The liturgy of the season returns to the refrain, “Hashiveinu Adonai, Elecha, V’nasuvah, Hadesh Yameinu K’kedem” “Return us Adonai to you and we will return, renew our days as in the days of old.” The traditional understanding of this prayer speaks to the need to rededicate ourselves to the path of Torah so that the presence of God will be as profound as it was in ancient times. But my own experience with the loss of loved ones at Rosh Hashanah, gave me a different way to understand it. Loss can alienate us from God and from that which is holy, we need help and support to be able to feel grace and the presence of the sacred. We want to feel the feeling of blessing that has slipped away.

My favorite version of this prayer, one set to the Rosh Hashanah nusach or tunes, is somber and has the power to bring me to tears. I remember the last day of my grandmother’s life, the first day of Rosh Hashanah over 25 years ago. It was the only time I ever saw her pray, I got to hear her sing the traditional tunes. The next day she was gone. Each year since, on Rosh Hashanah I am returned to that special relationship and to her absence.
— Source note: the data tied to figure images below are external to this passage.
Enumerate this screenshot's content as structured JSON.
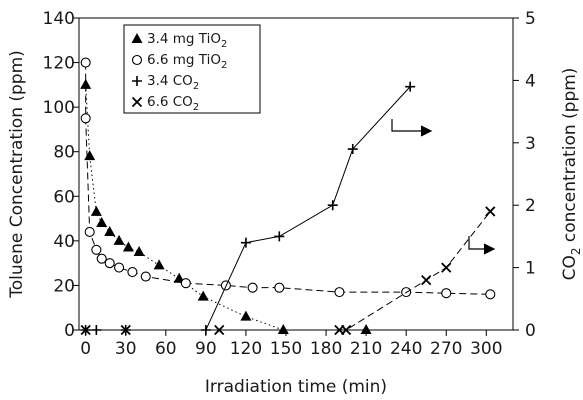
{
  "chart_data": {
    "type": "scatter",
    "x_axis": {
      "label": "Irradiation time (min)",
      "range": [
        -5,
        320
      ],
      "ticks": [
        0,
        30,
        60,
        90,
        120,
        150,
        180,
        210,
        240,
        270,
        300
      ]
    },
    "y_axis_left": {
      "label_parts": [
        "Toluene Concentration (ppm)"
      ],
      "range": [
        0,
        140
      ],
      "ticks": [
        0,
        20,
        40,
        60,
        80,
        100,
        120,
        140
      ]
    },
    "y_axis_right": {
      "label_parts": [
        "CO",
        "2",
        " concentration (ppm)"
      ],
      "range": [
        0,
        5
      ],
      "ticks": [
        0,
        1,
        2,
        3,
        4,
        5
      ]
    },
    "legend": {
      "position": "top-left",
      "entries": [
        {
          "symbol": "▲",
          "text": "3.4 mg TiO",
          "sub": "2"
        },
        {
          "symbol": "○",
          "text": "6.6 mg TiO",
          "sub": "2"
        },
        {
          "symbol": "+",
          "text": "3.4 CO",
          "sub": "2"
        },
        {
          "symbol": "×",
          "text": "6.6 CO",
          "sub": "2"
        }
      ]
    },
    "series": [
      {
        "marker": "triangle",
        "axis": "left",
        "line": "dotted",
        "points": [
          [
            0,
            110
          ],
          [
            3,
            78
          ],
          [
            8,
            53
          ],
          [
            12,
            48
          ],
          [
            18,
            44
          ],
          [
            25,
            40
          ],
          [
            32,
            37
          ],
          [
            40,
            35
          ],
          [
            55,
            29
          ],
          [
            70,
            23
          ],
          [
            88,
            15
          ],
          [
            120,
            6
          ],
          [
            148,
            0
          ],
          [
            210,
            0
          ]
        ]
      },
      {
        "marker": "circle",
        "axis": "left",
        "line": "dashed",
        "points": [
          [
            0,
            120
          ],
          [
            0,
            95
          ],
          [
            3,
            44
          ],
          [
            8,
            36
          ],
          [
            12,
            32
          ],
          [
            18,
            30
          ],
          [
            25,
            28
          ],
          [
            35,
            26
          ],
          [
            45,
            24
          ],
          [
            75,
            21
          ],
          [
            105,
            20
          ],
          [
            125,
            19
          ],
          [
            145,
            19
          ],
          [
            190,
            17
          ],
          [
            240,
            17
          ],
          [
            270,
            16.5
          ],
          [
            303,
            16
          ]
        ]
      },
      {
        "marker": "plus",
        "axis": "right",
        "line": "solid",
        "points": [
          [
            0,
            0
          ],
          [
            8,
            0
          ],
          [
            30,
            0
          ],
          [
            90,
            0
          ],
          [
            120,
            1.4
          ],
          [
            145,
            1.5
          ],
          [
            185,
            2
          ],
          [
            200,
            2.9
          ],
          [
            243,
            3.9
          ]
        ]
      },
      {
        "marker": "cross",
        "axis": "right",
        "line": "dashed",
        "points": [
          [
            0,
            0
          ],
          [
            30,
            0
          ],
          [
            100,
            0
          ],
          [
            190,
            0
          ],
          [
            195,
            0
          ],
          [
            255,
            0.8
          ],
          [
            270,
            1
          ],
          [
            303,
            1.9
          ]
        ]
      }
    ]
  }
}
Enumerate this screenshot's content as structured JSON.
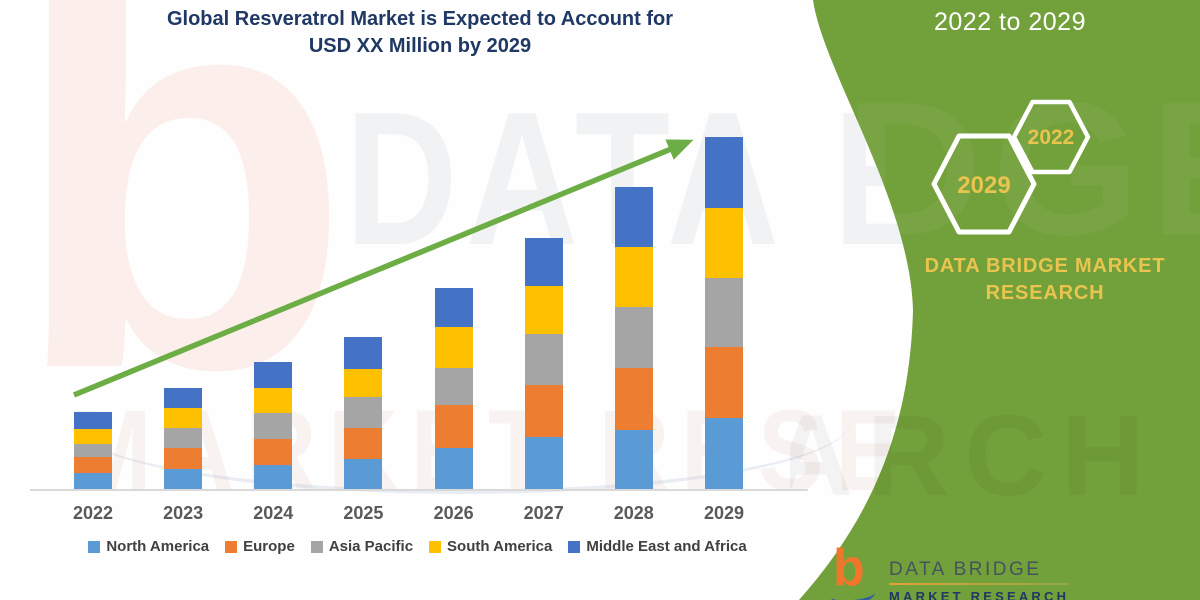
{
  "title": {
    "line1": "Global Resveratrol Market is Expected to Account for",
    "line2": "USD XX Million by 2029"
  },
  "side_panel": {
    "range_label": "2022 to 2029",
    "hexagons": [
      {
        "label": "2029"
      },
      {
        "label": "2022"
      }
    ],
    "brand_text": "DATA BRIDGE MARKET RESEARCH",
    "logo": {
      "name": "DATA BRIDGE",
      "subtext": "MARKET RESEARCH"
    },
    "colors": {
      "panel_green": "#72A03A",
      "accent_gold": "#E9C44F"
    }
  },
  "watermarks": {
    "letter": "b",
    "upper_text": "DATA BRI",
    "lower_text": "MARKET RESE",
    "panel_upper_text": "DGE",
    "panel_lower_text": "ARCH"
  },
  "chart_data": {
    "type": "bar",
    "stacked": true,
    "title": "Global Resveratrol Market is Expected to Account for USD XX Million by 2029",
    "xlabel": "",
    "ylabel": "",
    "y_axis_visible": false,
    "gridlines": false,
    "legend_position": "bottom",
    "units": "relative units (actual values shown as USD XX Million; heights estimated from chart pixels)",
    "categories": [
      "2022",
      "2023",
      "2024",
      "2025",
      "2026",
      "2027",
      "2028",
      "2029"
    ],
    "series": [
      {
        "name": "North America",
        "color": "#5B9BD5",
        "values": [
          16,
          20,
          24,
          30,
          41,
          52,
          59,
          71
        ]
      },
      {
        "name": "Europe",
        "color": "#ED7D31",
        "values": [
          16,
          21,
          26,
          31,
          43,
          52,
          62,
          71
        ]
      },
      {
        "name": "Asia Pacific",
        "color": "#A5A5A5",
        "values": [
          13,
          20,
          26,
          31,
          37,
          51,
          61,
          69
        ]
      },
      {
        "name": "South America",
        "color": "#FFC000",
        "values": [
          15,
          20,
          25,
          28,
          41,
          48,
          60,
          70
        ]
      },
      {
        "name": "Middle East and Africa",
        "color": "#4472C4",
        "values": [
          17,
          20,
          26,
          32,
          39,
          48,
          60,
          71
        ]
      }
    ],
    "totals": [
      77,
      101,
      127,
      152,
      201,
      251,
      302,
      352
    ],
    "trend_arrow": {
      "present": true,
      "color": "#6CAE45",
      "from": [
        74,
        395
      ],
      "to": [
        694,
        139
      ]
    }
  }
}
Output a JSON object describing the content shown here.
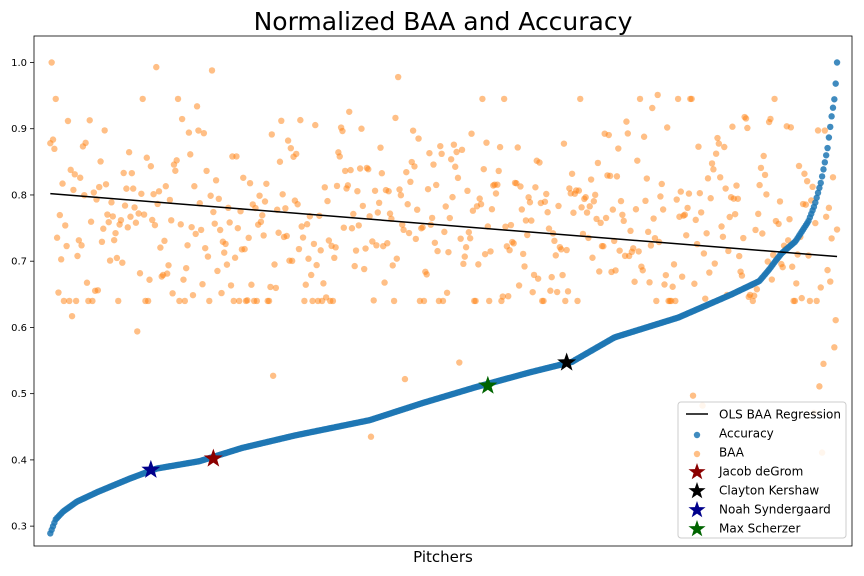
{
  "chart_data": {
    "type": "scatter",
    "title": "Normalized BAA and Accuracy",
    "xlabel": "Pitchers",
    "ylabel": "",
    "xticks_shown": false,
    "x_range": [
      -12,
      590
    ],
    "ylim": [
      0.27,
      1.04
    ],
    "yticks": [
      0.3,
      0.4,
      0.5,
      0.6,
      0.7,
      0.8,
      0.9,
      1.0
    ],
    "grid": false,
    "legend_position": "bottom-right",
    "n_points": 580,
    "colors": {
      "accuracy": "#1f77b4",
      "baa": "#ff7f0e",
      "ols": "#000000",
      "jacob_degrom": "#8b0000",
      "clayton_kershaw": "#000000",
      "noah_syndergaard": "#00008b",
      "max_scherzer": "#006400"
    },
    "series": [
      {
        "name": "OLS BAA Regression",
        "kind": "line",
        "x": [
          0,
          579
        ],
        "y": [
          0.802,
          0.707
        ]
      },
      {
        "name": "Accuracy",
        "kind": "scatter",
        "sorted_curve_profile": [
          [
            0,
            0.289
          ],
          [
            5,
            0.31
          ],
          [
            12,
            0.322
          ],
          [
            25,
            0.337
          ],
          [
            45,
            0.352
          ],
          [
            75,
            0.372
          ],
          [
            100,
            0.387
          ],
          [
            140,
            0.398
          ],
          [
            180,
            0.418
          ],
          [
            230,
            0.437
          ],
          [
            300,
            0.46
          ],
          [
            350,
            0.486
          ],
          [
            400,
            0.51
          ],
          [
            450,
            0.532
          ],
          [
            490,
            0.548
          ],
          [
            530,
            0.585
          ],
          [
            590,
            0.615
          ],
          [
            640,
            0.65
          ],
          [
            666,
            0.67
          ],
          [
            675,
            0.687
          ],
          [
            681,
            0.7
          ],
          [
            687,
            0.712
          ],
          [
            700,
            0.73
          ],
          [
            712,
            0.76
          ],
          [
            718,
            0.785
          ],
          [
            724,
            0.82
          ],
          [
            730,
            0.87
          ],
          [
            734,
            0.92
          ],
          [
            737,
            0.95
          ],
          [
            739,
            1.0
          ]
        ]
      },
      {
        "name": "BAA",
        "kind": "scatter",
        "distribution": {
          "mean": 0.755,
          "sd": 0.085,
          "min": 0.41,
          "max": 1.0,
          "seed": 7
        },
        "notable_points": [
          {
            "x": 1,
            "y": 1.0
          },
          {
            "x": 78,
            "y": 0.993
          },
          {
            "x": 119,
            "y": 0.988
          },
          {
            "x": 256,
            "y": 0.978
          },
          {
            "x": 447,
            "y": 0.951
          },
          {
            "x": 16,
            "y": 0.617
          },
          {
            "x": 64,
            "y": 0.594
          },
          {
            "x": 164,
            "y": 0.527
          },
          {
            "x": 236,
            "y": 0.435
          },
          {
            "x": 261,
            "y": 0.522
          },
          {
            "x": 301,
            "y": 0.547
          },
          {
            "x": 473,
            "y": 0.497
          },
          {
            "x": 480,
            "y": 0.482
          },
          {
            "x": 562,
            "y": 0.471
          },
          {
            "x": 566,
            "y": 0.511
          },
          {
            "x": 568,
            "y": 0.411
          },
          {
            "x": 569,
            "y": 0.545
          },
          {
            "x": 577,
            "y": 0.57
          },
          {
            "x": 578,
            "y": 0.611
          }
        ]
      },
      {
        "name": "Jacob deGrom",
        "kind": "marker",
        "x": 120,
        "y": 0.402
      },
      {
        "name": "Clayton Kershaw",
        "kind": "marker",
        "x": 380,
        "y": 0.547
      },
      {
        "name": "Noah Syndergaard",
        "kind": "marker",
        "x": 74,
        "y": 0.385
      },
      {
        "name": "Max Scherzer",
        "kind": "marker",
        "x": 322,
        "y": 0.512
      }
    ]
  }
}
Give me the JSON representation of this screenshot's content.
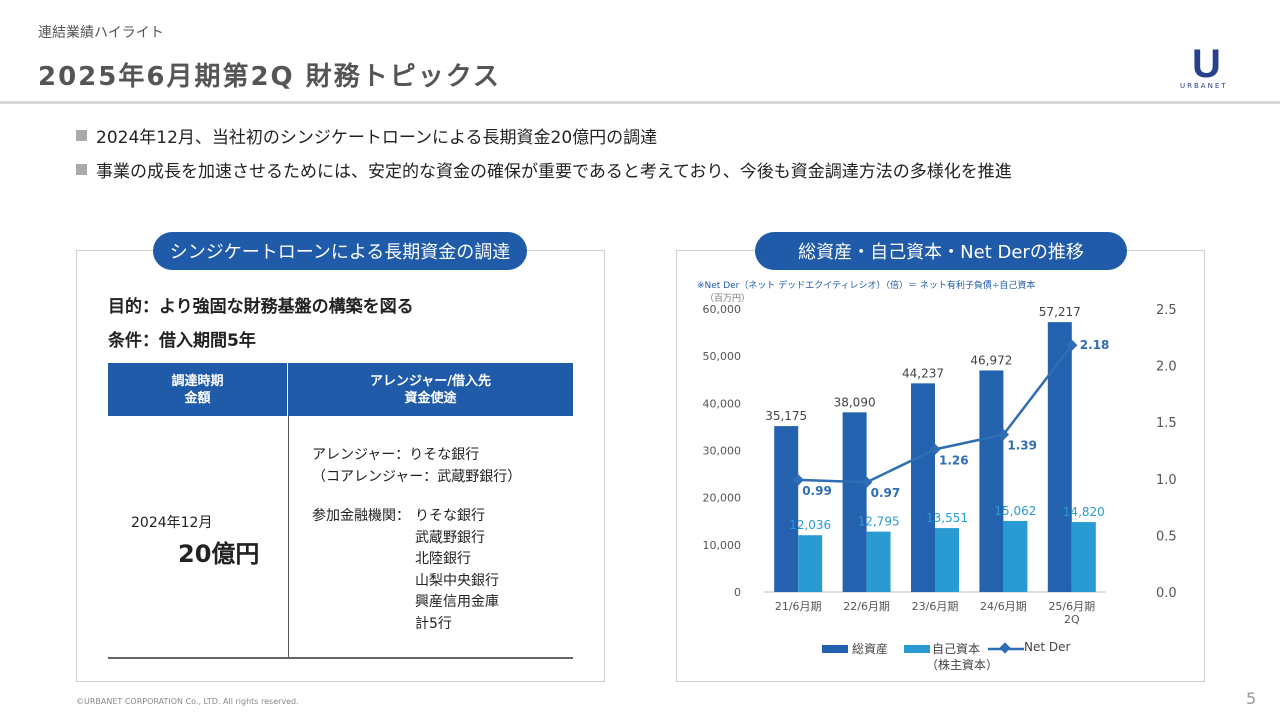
{
  "header": {
    "section": "連結業績ハイライト",
    "title": "2025年6月期第2Q 財務トピックス",
    "logo_text": "URBANET"
  },
  "bullets": [
    "2024年12月、当社初のシンジケートローンによる長期資金20億円の調達",
    "事業の成長を加速させるためには、安定的な資金の確保が重要であると考えており、今後も資金調達方法の多様化を推進"
  ],
  "left_panel": {
    "title": "シンジケートローンによる長期資金の調達",
    "purpose": "目的：より強固な財務基盤の構築を図る",
    "condition": "条件：借入期間5年",
    "table": {
      "col1_header": [
        "調達時期",
        "金額"
      ],
      "col2_header": [
        "アレンジャー/借入先",
        "資金使途"
      ],
      "date": "2024年12月",
      "amount": "20億円",
      "arranger": "アレンジャー：りそな銀行",
      "co_arranger": "（コアレンジャー：武蔵野銀行）",
      "participants_label": "参加金融機関：",
      "participants": [
        "りそな銀行",
        "武蔵野銀行",
        "北陸銀行",
        "山梨中央銀行",
        "興産信用金庫",
        "計5行"
      ]
    }
  },
  "right_panel": {
    "title": "総資産・自己資本・Net Derの推移",
    "note": "※Net Der（ネット デッドエクイティレシオ）（倍）＝ ネット有利子負債÷自己資本",
    "unit": "（百万円）"
  },
  "chart_data": {
    "type": "bar",
    "categories": [
      "21/6月期",
      "22/6月期",
      "23/6月期",
      "24/6月期",
      "25/6月期\n2Q"
    ],
    "series": [
      {
        "name": "総資産",
        "type": "bar",
        "axis": "left",
        "color": "#2462b0",
        "values": [
          35175,
          38090,
          44237,
          46972,
          57217
        ],
        "labels": [
          "35,175",
          "38,090",
          "44,237",
          "46,972",
          "57,217"
        ]
      },
      {
        "name": "自己資本（株主資本）",
        "type": "bar",
        "axis": "left",
        "color": "#2a9bd2",
        "values": [
          12036,
          12795,
          13551,
          15062,
          14820
        ],
        "labels": [
          "12,036",
          "12,795",
          "13,551",
          "15,062",
          "14,820"
        ]
      },
      {
        "name": "Net Der",
        "type": "line",
        "axis": "right",
        "color": "#2f6db5",
        "values": [
          0.99,
          0.97,
          1.26,
          1.39,
          2.18
        ],
        "labels": [
          "0.99",
          "0.97",
          "1.26",
          "1.39",
          "2.18"
        ]
      }
    ],
    "y_left": {
      "min": 0,
      "max": 60000,
      "ticks": [
        "0",
        "10,000",
        "20,000",
        "30,000",
        "40,000",
        "50,000",
        "60,000"
      ]
    },
    "y_right": {
      "min": 0,
      "max": 2.5,
      "ticks": [
        "0.0",
        "0.5",
        "1.0",
        "1.5",
        "2.0",
        "2.5"
      ]
    },
    "legend": {
      "asset": "総資産",
      "equity_1": "自己資本",
      "equity_2": "（株主資本）",
      "netder": "Net Der",
      "position": "bottom"
    }
  },
  "footer": {
    "copyright": "©URBANET CORPORATION Co., LTD. All rights reserved.",
    "page": "5"
  }
}
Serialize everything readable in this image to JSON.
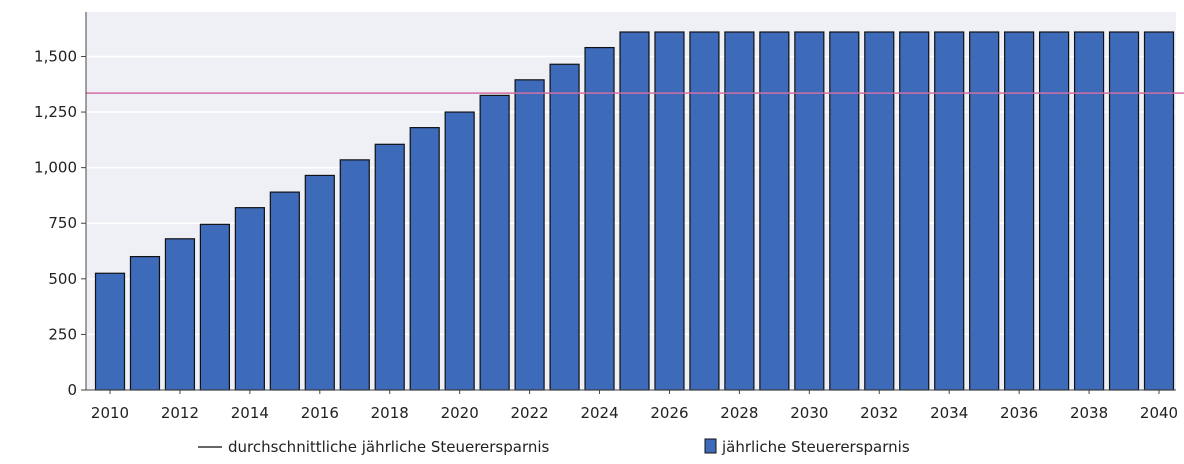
{
  "chart_data": {
    "type": "bar",
    "title": "",
    "xlabel": "",
    "ylabel": "",
    "categories": [
      2010,
      2011,
      2012,
      2013,
      2014,
      2015,
      2016,
      2017,
      2018,
      2019,
      2020,
      2021,
      2022,
      2023,
      2024,
      2025,
      2026,
      2027,
      2028,
      2029,
      2030,
      2031,
      2032,
      2033,
      2034,
      2035,
      2036,
      2037,
      2038,
      2039,
      2040
    ],
    "x_tick_labels": [
      "2010",
      "2012",
      "2014",
      "2016",
      "2018",
      "2020",
      "2022",
      "2024",
      "2026",
      "2028",
      "2030",
      "2032",
      "2034",
      "2036",
      "2038",
      "2040"
    ],
    "series": [
      {
        "name": "jährliche Steuerersparnis",
        "kind": "bar",
        "color": "#3d6bba",
        "values": [
          525,
          600,
          680,
          745,
          820,
          890,
          965,
          1035,
          1105,
          1180,
          1250,
          1325,
          1395,
          1465,
          1540,
          1610,
          1610,
          1610,
          1610,
          1610,
          1610,
          1610,
          1610,
          1610,
          1610,
          1610,
          1610,
          1610,
          1610,
          1610,
          1610
        ]
      },
      {
        "name": "durchschnittliche jährliche Steuerersparnis",
        "kind": "line",
        "color": "#d36fa6",
        "value": 1335
      }
    ],
    "ylim": [
      0,
      1700
    ],
    "y_ticks": [
      0,
      250,
      500,
      750,
      1000,
      1250,
      1500
    ],
    "y_tick_labels": [
      "0",
      "250",
      "500",
      "750",
      "1,000",
      "1,250",
      "1,500"
    ],
    "grid": true,
    "legend_position": "bottom-center",
    "colors": {
      "plot_background": "#eef0f6",
      "gridline": "#ffffff",
      "bar_outline": "#111111",
      "axis": "#444444"
    }
  },
  "legend": {
    "line_label": "durchschnittliche jährliche Steuerersparnis",
    "bar_label": "jährliche Steuerersparnis"
  }
}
At Rosh Hashanah, we do need to look forward and imagine how we will improve ourselves, our communities and our world in the year to come. But we also should allow ourselves to grieve for that which has been lost and is not retrievable. Services might be somber, but it is also appropriate cry and feel the power of the music, the sounds, the liturgy and the visuals the moment. Our sense of loss can and should propel us to reach out to those who are still with us, to seek help and support for that which we cannot change on our own. Judaism gives us permission and space to feel both the joys and the pains of life. Unlike the celebration of the secular New Year, Rosh Hashanah encourages us to take stock, not to ignore the bad, even as we hope for a better year to come.